Copied/pasted which specific files?

Did you rename columns/rows in while in Excel or did you do this part in R?

emmats commented 6 years ago

I renamed the file columns in excel because having numbers as file headers is a little weird to me, but I don't think it really matters. When I was playing around with Kaitlyn's file of "spec counts" - the main input file for her analysis - I noticed that it wasn't really saved as a .csv file that I am used to. I'm not sure exactly what it was. I copied all the cells with values in them from the original input file and pasted into a new excel workbook, which I saved as a .csv. When I read in this new file, I did not get any errors in the script. I think her original file format coded the values as something other than the numerical values they were, but I'm not sure exactly what was going on.

kubu4 commented 6 years ago

Can you please provide specific file names? In this particular issue, she is referring to three different files, so I'm not sure which file you're referring to here:

the main input file for her analysis

Also, can you clarify (i.e. what tipped you off) this statement:

I noticed that it wasn't really saved as a .csv file that I am used to

emmats commented 6 years ago

The silo3_9.csv. I'm still not clear as to why there were multiple input files...It is the file with days as column header, proteins as row names, and some kind of value that we are assuming are averaged spec counts in the cells. Originally, with Kaitlyn's file, I was getting the same error she was. I was playing with the file in excel, chose save as when I changed something, and noticed that excel wanted to save it as some weird file format. So I decided to try to start fresh and save it as a .csv and it worked.

kubu4 commented 6 years ago

@kaitlynrm -

I'm interested in reproducing @emmats file changes, but your repo doesn't have a silo3_9.csv file that dates back further than 9/28/2015 (@emmats' initial comment about identifying formatting issues is from 9/26/2018; see screen cap of repo history below).

Am I missing something? It also appears that you may have ended up emailing a file to her:

I'll email the table to you too

Can you please forward me the same table (just forward me the email you sent to her)?

selection_073

--edited to add date for Emma's initial comment---

kaitlynrm commented 6 years ago

I removed that file from my repo and recreated it in R @kubu4. I added it back in now though!

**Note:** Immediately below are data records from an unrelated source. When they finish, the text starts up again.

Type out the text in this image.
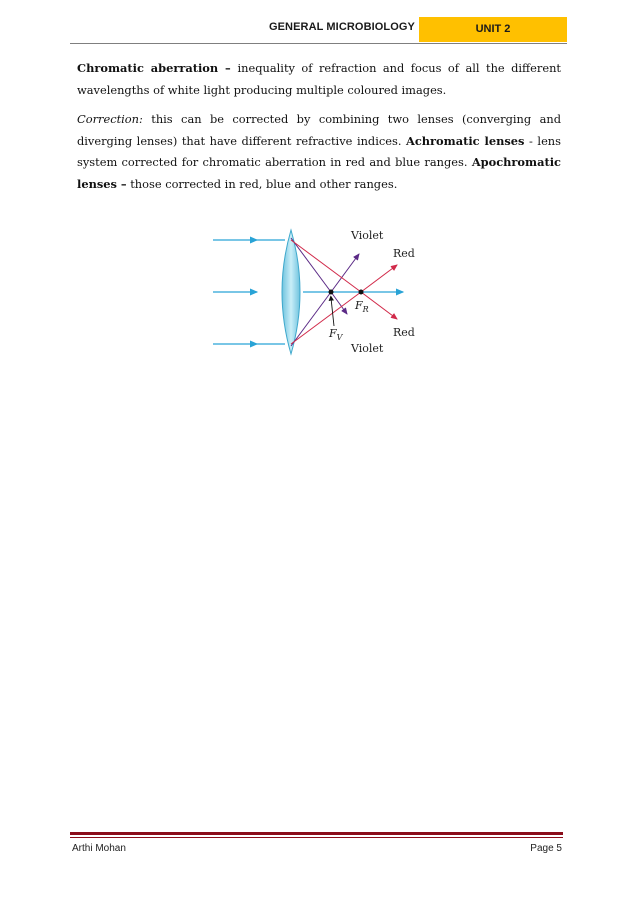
GENERAL MICROBIOLOGY	UNIT 2

Chromatic aberration – inequality of refraction and focus of all the different wavelengths of white light producing multiple coloured images.

Correction: this can be corrected by combining two lenses (converging and diverging lenses) that have different refractive indices. Achromatic lenses - lens system corrected for chromatic aberration in red and blue ranges. Apochromatic lenses – those corrected in red, blue and other ranges.

Violet
Red
$F_R$
$F_V$	Red
Violet
Arthi Mohan	Page 5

However, after talking with @yaaminiv and reviewing the multivariate stats class material (FISH 560), I think I should use euclidean instead of bray-curtis. Bray-curtis is an asymmetrical distance matrix so the double zero values in my data will be excluded, but that is valuable information since 0 values are part of the pattern of abundances I am attempting to analyze and cluster. Euclidean is a symmetrical distance matrix so it will include those values in the matrix. @yaaminiv said that Julien told her to use Euclidean distances for her data as well.